Hah, ‘kotoran’ ikan Paus?

(Seorang wanita membawa kotoran ikan Paus. Foto: gstatic.com)

Alkisah suatu pagi, Banu mulai bercerita, seseorang sedang olahraga jogging di tepi pantai. Tiba-tiba ia tersandung kerang yang berisi satu mutiara. Ketika jatuh pun, badannya masih terkena ‘kotoran’ (muntahan atau feses) ikan Paus yang teronggok tak jauh dari kerang.

Kepada seluruh peserta yang menyimak, Banu bertanya:

Sudah jatuh tersandung kerang berisi mutiara, orang ini masih terjerembab badannya, tepat di atas ‘kotoran’ ikan Paus. Nah, kalau kita menjadi orang ini, pilih apa yang akan dilakukan?

  1. Kesal, lalu pulang dan membersihkan diri, tanpa mau mengambil kerang berisi mutiara.
  2. Pulang dan membersihkan diri sambil membawa pulang kerang berisi mutiara.
  3. Pulang dan membersihkan diri dengan membawa kerang berisi mutiara, berikut ‘kotoran’ ikan Paus itu juga.

Hampir semua peserta memilih untuk mengerjakan pilihan yang nomor ‘2’. Artinya, pulang dan membersihkan diri dengan membawa serta kerang berisi mutiara. Mereka pikir, ‘ngapain juga musti pulang tanpa membawa kerang berisi mutiara? Atau, ‘ngapain juga musti pulang dengan mengeruk dan membawa serta ‘kotoran’ ikan Paus ke rumah? Aeng-aeng wae kitu ‘mahkalo musti bawa feses ikan Paus!

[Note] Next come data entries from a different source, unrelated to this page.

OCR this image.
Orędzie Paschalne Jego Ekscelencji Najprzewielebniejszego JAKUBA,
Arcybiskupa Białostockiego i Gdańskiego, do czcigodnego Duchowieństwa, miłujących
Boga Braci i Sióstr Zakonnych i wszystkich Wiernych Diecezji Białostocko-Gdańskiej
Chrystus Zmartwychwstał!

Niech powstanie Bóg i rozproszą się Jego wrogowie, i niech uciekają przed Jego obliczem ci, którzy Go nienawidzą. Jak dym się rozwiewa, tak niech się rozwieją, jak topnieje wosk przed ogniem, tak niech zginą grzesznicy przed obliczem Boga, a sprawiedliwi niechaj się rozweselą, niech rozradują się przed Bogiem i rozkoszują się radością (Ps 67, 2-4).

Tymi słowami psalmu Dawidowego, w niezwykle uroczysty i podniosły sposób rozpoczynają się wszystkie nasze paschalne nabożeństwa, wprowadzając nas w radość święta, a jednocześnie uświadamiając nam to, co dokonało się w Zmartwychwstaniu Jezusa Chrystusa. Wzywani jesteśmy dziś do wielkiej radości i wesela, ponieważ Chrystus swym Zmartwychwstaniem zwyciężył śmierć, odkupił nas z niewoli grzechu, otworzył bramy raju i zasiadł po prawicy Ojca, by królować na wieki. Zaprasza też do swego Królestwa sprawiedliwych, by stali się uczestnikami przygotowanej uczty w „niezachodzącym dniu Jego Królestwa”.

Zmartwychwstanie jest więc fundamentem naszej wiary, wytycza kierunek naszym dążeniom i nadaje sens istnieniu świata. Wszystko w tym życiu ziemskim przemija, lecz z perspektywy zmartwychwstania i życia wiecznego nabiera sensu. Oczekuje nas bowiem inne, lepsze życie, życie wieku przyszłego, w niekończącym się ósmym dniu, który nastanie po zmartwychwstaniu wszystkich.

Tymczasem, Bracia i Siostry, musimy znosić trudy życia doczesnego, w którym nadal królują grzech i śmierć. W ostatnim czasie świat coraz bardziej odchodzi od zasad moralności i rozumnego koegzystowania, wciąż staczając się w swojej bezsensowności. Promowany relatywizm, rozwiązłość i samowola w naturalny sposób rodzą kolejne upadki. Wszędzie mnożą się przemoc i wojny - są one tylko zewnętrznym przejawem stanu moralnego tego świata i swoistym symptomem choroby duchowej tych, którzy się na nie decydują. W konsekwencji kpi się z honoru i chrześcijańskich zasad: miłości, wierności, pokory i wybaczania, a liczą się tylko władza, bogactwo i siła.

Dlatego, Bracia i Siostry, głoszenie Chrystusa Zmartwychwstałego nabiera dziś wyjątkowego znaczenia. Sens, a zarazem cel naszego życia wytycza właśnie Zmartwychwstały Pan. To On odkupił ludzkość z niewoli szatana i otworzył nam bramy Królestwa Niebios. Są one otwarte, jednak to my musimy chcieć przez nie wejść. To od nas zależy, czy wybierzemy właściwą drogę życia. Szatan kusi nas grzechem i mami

(Seorang penyelam bercengkerama dengan ikan Paus. Foto: sains.me)

TAPI APA YANG TERJADI?

Banu Astono justru memilih untuk melakukan pekerjaan yang ke-‘3’. Itu berarti, Banu rela pulang, membersihkan diri, tapi sambil membawa serta kerang berisi mutiara, dan onggokan ‘kotoran’ ikan Paus tersebut.

ALASANNYA?

Ya, inilah pentingnya ilmu pengetahuan. Ternyata, Banu paham, ‘kotoran’ ikan Paus, apabila sudah dicuci dengan bersih dan benar, dapat menghasilkan uang senilai ratusan juta rupiah. “Pergilah saya ke pabrik pembuat parfum, minyak wangi. Tahukah Anda-anda sekalian, di pabrik parfum, ‘kotoran’ ikan Paus itu dapat dihargai senilai Rp 800 juta per kilogram!” ujar Banu membuka rahasia. Sementara seluruh peserta diskusi kontan berteriak: “Oooooo….oohhh!”

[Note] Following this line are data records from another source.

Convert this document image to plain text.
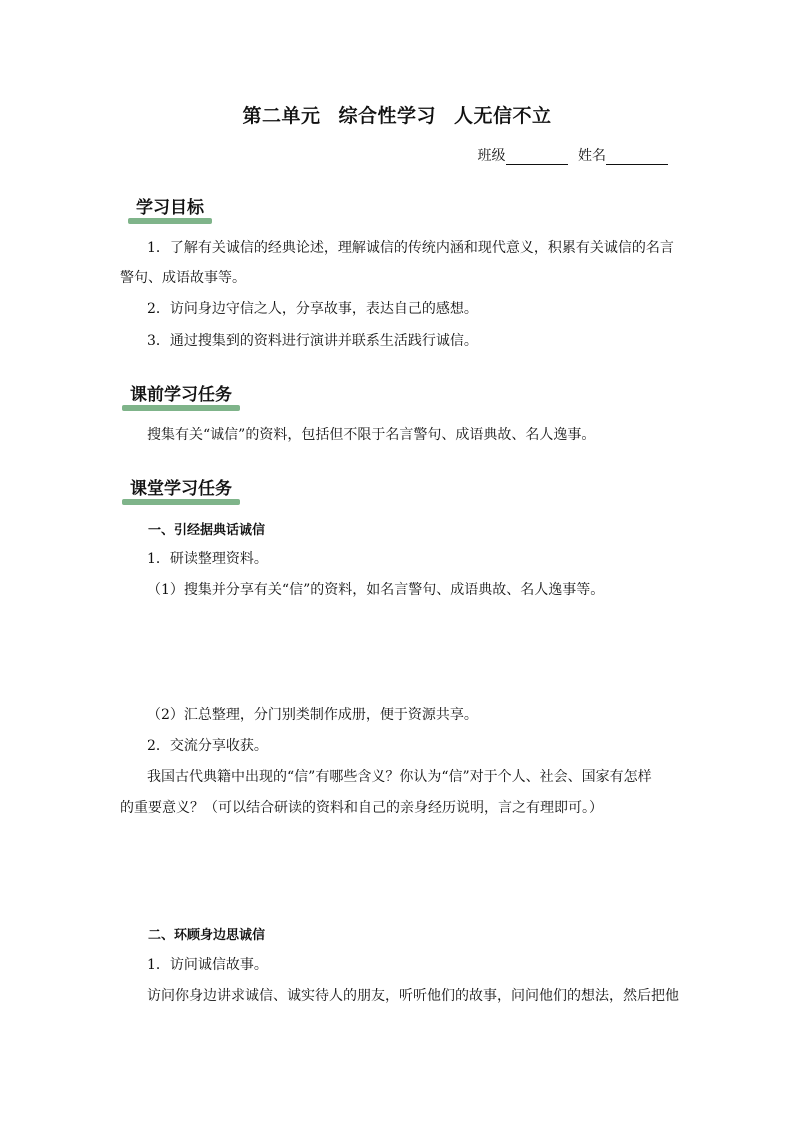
第二单元 综合性学习 人无信不立
班级	姓名
学习目标
1．了解有关诚信的经典论述，理解诚信的传统内涵和现代意义，积累有关诚信的名言
警句、成语故事等。
2．访问身边守信之人，分享故事，表达自己的感想。
3．通过搜集到的资料进行演讲并联系生活践行诚信。
课前学习任务
搜集有关“诚信”的资料，包括但不限于名言警句、成语典故、名人逸事。
课堂学习任务
一、引经据典话诚信
1．研读整理资料。
（1）搜集并分享有关“信”的资料，如名言警句、成语典故、名人逸事等。
（2）汇总整理，分门别类制作成册，便于资源共享。
2．交流分享收获。
我国古代典籍中出现的“信”有哪些含义？你认为“信”对于个人、社会、国家有怎样
的重要意义？（可以结合研读的资料和自己的亲身经历说明，言之有理即可。）
二、环顾身边思诚信
1．访问诚信故事。
访问你身边讲求诚信、诚实待人的朋友，听听他们的故事，问问他们的想法，然后把他
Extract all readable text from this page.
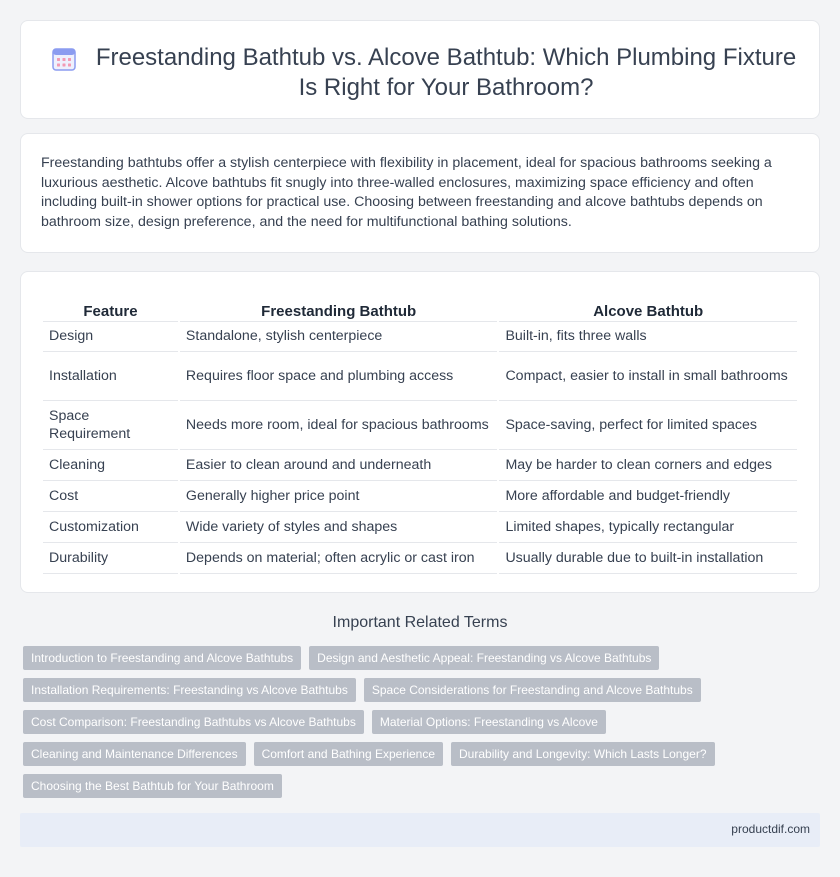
Freestanding Bathtub vs. Alcove Bathtub: Which Plumbing Fixture Is Right for Your Bathroom?

Freestanding bathtubs offer a stylish centerpiece with flexibility in placement, ideal for spacious bathrooms seeking a luxurious aesthetic. Alcove bathtubs fit snugly into three-walled enclosures, maximizing space efficiency and often including built-in shower options for practical use. Choosing between freestanding and alcove bathtubs depends on bathroom size, design preference, and the need for multifunctional bathing solutions.

Feature	Freestanding Bathtub	Alcove Bathtub
Design	Standalone, stylish centerpiece	Built-in, fits three walls
Installation	Requires floor space and plumbing access	Compact, easier to install in small bathrooms
Space Requirement	Needs more room, ideal for spacious bathrooms	Space-saving, perfect for limited spaces
Cleaning	Easier to clean around and underneath	May be harder to clean corners and edges
Cost	Generally higher price point	More affordable and budget-friendly
Customization	Wide variety of styles and shapes	Limited shapes, typically rectangular
Durability	Depends on material; often acrylic or cast iron	Usually durable due to built-in installation
Important Related Terms
Introduction to Freestanding and Alcove Bathtubs	Design and Aesthetic Appeal: Freestanding vs Alcove Bathtubs
Installation Requirements: Freestanding vs Alcove Bathtubs	Space Considerations for Freestanding and Alcove Bathtubs
Cost Comparison: Freestanding Bathtubs vs Alcove Bathtubs	Material Options: Freestanding vs Alcove
Cleaning and Maintenance Differences	Comfort and Bathing Experience	Durability and Longevity: Which Lasts Longer?
Choosing the Best Bathtub for Your Bathroom
productdif.com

Menurut Banu, muntahan ataupun feses ikan Paus, ternyata dapat membuat aroma dan kesegaran parfum dapat menjadi lebih tahan lama. Itulah mengapa harganya sangat mahal. ‘Kotoran’ ikan Paus itu dinamakan AMBERGRIS, semacam lilin berwarna kuning-coklat-kehijauan, yang dihasilkan dari dalam usus ikan Paus atau sperma. Ambergris ini fungsinya melindungi ikan Paus dari benda-benda tajam membahayakan ketika mereka menelan makanan.

Di dunia, AMBERGRIS malah disebut-sebut sebagai gold from the sea, emas dari laut! Mahal sekali harganya, memang.

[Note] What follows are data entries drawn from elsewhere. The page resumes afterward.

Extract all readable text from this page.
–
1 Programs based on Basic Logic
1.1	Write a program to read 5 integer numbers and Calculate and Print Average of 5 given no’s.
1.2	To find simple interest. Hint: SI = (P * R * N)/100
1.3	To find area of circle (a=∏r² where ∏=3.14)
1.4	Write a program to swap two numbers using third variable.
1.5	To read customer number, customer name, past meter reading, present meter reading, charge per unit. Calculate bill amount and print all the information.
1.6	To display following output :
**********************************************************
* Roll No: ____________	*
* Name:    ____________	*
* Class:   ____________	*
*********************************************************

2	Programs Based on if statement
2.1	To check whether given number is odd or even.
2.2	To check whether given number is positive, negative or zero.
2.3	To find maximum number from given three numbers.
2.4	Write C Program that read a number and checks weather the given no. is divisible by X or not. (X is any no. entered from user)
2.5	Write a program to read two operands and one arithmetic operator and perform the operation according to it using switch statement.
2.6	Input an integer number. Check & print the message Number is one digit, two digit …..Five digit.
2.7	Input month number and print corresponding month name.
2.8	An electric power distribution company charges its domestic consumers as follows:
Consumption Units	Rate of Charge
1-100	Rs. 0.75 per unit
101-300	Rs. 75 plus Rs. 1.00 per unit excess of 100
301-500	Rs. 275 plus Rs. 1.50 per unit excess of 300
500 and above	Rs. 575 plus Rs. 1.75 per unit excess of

(Banu Astono memaparkan presentasi MENULIS ITU MUDAH. Foto: Kompasiana/Santo)

* * * * *

Itulah manfaat dari ilmu pengetahuan. Kata Banu, siapa sangka onggokan ‘kotoran’ ikan Paus punya nilai ekonomis sebegitu dahsyat? Tapi, dengan wawasan pengetahuan, kita justru memperoleh manfaat luar biasa. “Begitu pula dengan yang namanya MENULIS. Perlu wawasan pengetahuan yang luas dan selalu diaktualisasi. Jelasnya, wawasan dan ilmu pengetahuan sangat menentukan dalam bagaimana kita menulis,” tegasnya.

Dengan wawasan dan ilmu pengetahuan, lanjut Banu, seorang penulis tinggal menentukan pilihan, dirinya itu mau menulis dari sudut pandang yang mana?

“Menulis, menarik atau tidak menarik, bukan karena bakat. Tapi, karena kemampuan memilih kata-kata, kecerdasan, dan bagaimana mengumpulkan data,” tegas Banu yang mengenakan celana hitam, sportif dan padu padan dengan kemeja berbahan jeans.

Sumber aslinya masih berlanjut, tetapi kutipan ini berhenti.